Alors que l’Europe se remet lentement sur les rails après la crise de la COVID-19, il est grand temps de passer des paroles aux actes, et de mettre en œuvre la stratégie «De la ferme à la table». Le Comité économique et social européen (CESE) plaide avec force en faveur d’un soutien à la transformation des systèmes alimentaires européens afin de les rendre plus durables sur les plans environnemental, économique et social, et il note que les consommateurs ont un rôle essentiel à jouer dans ce contexte. Il insiste également pour que les opérateurs de la filière alimentaire privilégient la coopération plutôt que la concurrence pour favoriser davantage de résilience et de durabilité au sein du système alimentaire, dans l’optique d’assurer une répartition équitable envers les opérateurs.

Le 23 septembre 2021, alors que l’Union européenne célèbre sa première «Journée européenne de l’agriculture biologique», se tient à New York le sommet des Nations unies sur les systèmes alimentaires. Le CESE vient quant à lui d’adopter deux avis, l’un sur le Plan d’action pour le développement de la production biologique dans l’UE et l’autre intitulé «Vers une chaîne d’approvisionnement alimentaire équitable».

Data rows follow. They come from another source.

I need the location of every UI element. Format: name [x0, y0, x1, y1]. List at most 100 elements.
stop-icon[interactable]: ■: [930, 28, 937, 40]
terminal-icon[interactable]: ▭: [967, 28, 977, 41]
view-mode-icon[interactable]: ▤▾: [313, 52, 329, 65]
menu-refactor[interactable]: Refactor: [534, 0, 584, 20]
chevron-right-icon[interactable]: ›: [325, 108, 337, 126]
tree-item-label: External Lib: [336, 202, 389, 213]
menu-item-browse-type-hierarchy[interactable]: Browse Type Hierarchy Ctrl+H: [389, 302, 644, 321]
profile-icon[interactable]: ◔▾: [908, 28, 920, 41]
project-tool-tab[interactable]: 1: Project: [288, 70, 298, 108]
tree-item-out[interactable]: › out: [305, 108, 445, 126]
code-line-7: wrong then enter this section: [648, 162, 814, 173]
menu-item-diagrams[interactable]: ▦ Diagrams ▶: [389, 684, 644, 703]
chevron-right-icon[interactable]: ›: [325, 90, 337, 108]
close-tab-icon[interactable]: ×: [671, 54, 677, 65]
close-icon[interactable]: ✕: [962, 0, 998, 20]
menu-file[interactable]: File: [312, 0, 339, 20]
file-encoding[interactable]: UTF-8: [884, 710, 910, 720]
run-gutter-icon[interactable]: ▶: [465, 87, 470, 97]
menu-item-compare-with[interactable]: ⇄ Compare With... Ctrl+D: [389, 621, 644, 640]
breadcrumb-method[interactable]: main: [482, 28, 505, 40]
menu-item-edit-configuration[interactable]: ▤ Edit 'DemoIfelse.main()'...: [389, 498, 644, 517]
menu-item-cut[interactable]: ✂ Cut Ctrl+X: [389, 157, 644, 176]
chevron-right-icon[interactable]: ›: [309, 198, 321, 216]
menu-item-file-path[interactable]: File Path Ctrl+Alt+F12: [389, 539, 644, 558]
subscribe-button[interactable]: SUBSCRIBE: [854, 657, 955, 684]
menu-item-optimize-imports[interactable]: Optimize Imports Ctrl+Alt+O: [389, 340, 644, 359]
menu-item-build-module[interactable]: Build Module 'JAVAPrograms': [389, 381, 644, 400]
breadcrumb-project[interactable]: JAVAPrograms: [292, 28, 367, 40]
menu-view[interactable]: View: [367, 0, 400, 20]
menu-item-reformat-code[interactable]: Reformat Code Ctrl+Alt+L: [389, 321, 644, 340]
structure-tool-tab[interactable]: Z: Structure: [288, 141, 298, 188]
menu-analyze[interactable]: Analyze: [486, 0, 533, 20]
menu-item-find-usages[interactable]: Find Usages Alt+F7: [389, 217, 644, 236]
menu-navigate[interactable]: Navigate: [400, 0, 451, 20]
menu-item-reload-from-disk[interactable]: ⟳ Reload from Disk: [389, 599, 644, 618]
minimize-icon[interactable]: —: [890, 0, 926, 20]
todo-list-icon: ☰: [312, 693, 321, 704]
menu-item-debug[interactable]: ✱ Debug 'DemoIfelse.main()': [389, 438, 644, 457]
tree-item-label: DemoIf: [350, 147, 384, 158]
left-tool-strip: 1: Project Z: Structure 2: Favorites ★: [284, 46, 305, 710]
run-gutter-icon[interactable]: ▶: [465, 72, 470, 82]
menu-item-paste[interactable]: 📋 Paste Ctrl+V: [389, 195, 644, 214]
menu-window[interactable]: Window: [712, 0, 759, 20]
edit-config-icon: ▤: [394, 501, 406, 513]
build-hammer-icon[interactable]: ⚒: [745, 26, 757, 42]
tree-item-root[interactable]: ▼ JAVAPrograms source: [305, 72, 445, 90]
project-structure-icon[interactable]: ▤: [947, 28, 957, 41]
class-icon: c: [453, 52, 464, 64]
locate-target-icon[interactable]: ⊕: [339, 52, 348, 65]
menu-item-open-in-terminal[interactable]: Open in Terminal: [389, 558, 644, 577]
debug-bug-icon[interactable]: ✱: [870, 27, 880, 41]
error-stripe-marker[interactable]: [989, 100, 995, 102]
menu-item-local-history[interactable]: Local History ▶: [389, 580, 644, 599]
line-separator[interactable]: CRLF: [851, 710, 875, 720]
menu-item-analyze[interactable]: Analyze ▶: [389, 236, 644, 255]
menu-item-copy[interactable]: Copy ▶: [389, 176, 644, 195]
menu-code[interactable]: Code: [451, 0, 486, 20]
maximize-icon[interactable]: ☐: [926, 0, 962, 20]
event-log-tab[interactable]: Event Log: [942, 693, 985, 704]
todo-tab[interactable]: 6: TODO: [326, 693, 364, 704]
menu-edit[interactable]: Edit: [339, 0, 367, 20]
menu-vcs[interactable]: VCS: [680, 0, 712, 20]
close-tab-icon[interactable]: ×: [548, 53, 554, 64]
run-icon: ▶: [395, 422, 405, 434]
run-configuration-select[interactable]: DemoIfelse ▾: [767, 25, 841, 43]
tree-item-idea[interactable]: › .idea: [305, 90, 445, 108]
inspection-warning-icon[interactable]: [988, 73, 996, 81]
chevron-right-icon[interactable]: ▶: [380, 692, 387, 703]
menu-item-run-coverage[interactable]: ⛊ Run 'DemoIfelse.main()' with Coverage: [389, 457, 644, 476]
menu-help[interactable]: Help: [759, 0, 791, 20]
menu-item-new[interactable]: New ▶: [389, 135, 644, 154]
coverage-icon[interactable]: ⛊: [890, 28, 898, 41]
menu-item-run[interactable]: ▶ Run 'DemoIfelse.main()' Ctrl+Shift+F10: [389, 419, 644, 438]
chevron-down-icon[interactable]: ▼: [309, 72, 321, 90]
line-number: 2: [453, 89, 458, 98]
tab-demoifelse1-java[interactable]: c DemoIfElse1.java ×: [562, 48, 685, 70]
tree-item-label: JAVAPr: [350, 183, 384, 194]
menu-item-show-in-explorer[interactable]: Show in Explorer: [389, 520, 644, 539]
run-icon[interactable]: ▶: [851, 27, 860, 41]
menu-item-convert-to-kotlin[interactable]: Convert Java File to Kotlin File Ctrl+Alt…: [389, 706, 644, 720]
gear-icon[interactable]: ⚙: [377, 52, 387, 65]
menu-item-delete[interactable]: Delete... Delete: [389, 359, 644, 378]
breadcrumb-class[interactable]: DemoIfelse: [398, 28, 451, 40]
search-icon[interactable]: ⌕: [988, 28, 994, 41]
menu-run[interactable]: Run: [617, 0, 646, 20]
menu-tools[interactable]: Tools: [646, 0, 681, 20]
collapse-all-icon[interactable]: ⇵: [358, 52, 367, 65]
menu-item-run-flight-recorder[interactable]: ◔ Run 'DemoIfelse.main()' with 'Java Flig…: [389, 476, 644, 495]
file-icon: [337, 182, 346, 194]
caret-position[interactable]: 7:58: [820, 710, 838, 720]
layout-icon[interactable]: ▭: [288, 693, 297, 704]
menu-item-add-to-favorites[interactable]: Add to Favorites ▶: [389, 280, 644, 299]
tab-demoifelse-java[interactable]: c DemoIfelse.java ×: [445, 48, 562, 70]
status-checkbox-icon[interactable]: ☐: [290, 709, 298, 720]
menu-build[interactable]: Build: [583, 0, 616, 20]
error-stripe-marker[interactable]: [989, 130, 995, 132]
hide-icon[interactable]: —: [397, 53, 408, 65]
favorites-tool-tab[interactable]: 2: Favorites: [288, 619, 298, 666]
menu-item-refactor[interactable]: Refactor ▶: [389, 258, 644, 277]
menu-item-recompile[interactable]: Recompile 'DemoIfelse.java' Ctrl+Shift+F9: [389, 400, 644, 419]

Les responsables politiques ont devant eux des opportunités considérables à saisir pour réaliser les transformations nécessaires, notamment la conférence des Nations unies sur le climat (COP 26), la conférence des Nations unies sur la biodiversité (COP 15) ou encore le Comité de la sécurité alimentaire mondiale (CSA 49). Nous nous trouvons à un moment critique pour la mise en œuvre d’une politique alimentaire globale.

25 % des terres agricoles de l’Union européenne dédiées à l’agriculture biologique: un objectif ambitieux

En adoptant la stratégie «De la ferme à la table» et la stratégie en matière de biodiversité, la Commission, agissant dans le cadre du pacte vert pour l’Europe, s’est fixé un objectif en matière de production biologique: consacrer au moins 25 % des terres agricoles de l’Union européenne à l’agriculture biologique d’ici à 2030. Le 25 mars 2021, elle a publié à cet effet un plan d’action en faveur du développement de la production biologique, destiné à aider les États membres à atteindre cet objectif.

L’agriculture biologique a un rôle à jouer dans la réalisation des objectifs du pacte vert pour l’Europe. Il sera essentiel d’adopter une approche axée sur le marché pour pousser encore la demande des consommateurs et améliorer la confiance envers les produits biologiques. Il appartient à chacun d’entre nous de renforcer les méthodes de production durables en prenant des décisions de consommation plus durables dans notre vie quotidienne, a déclaré Andreas Thurner, rapporteur de l’avis du CESE sur la production biologique.

Le CESE considère que le plan d’action pour le développement de la production biologique offre une base solide pour une expansion durable du secteur, avec en ligne de mire cet objectif très ambitieux de 25 %.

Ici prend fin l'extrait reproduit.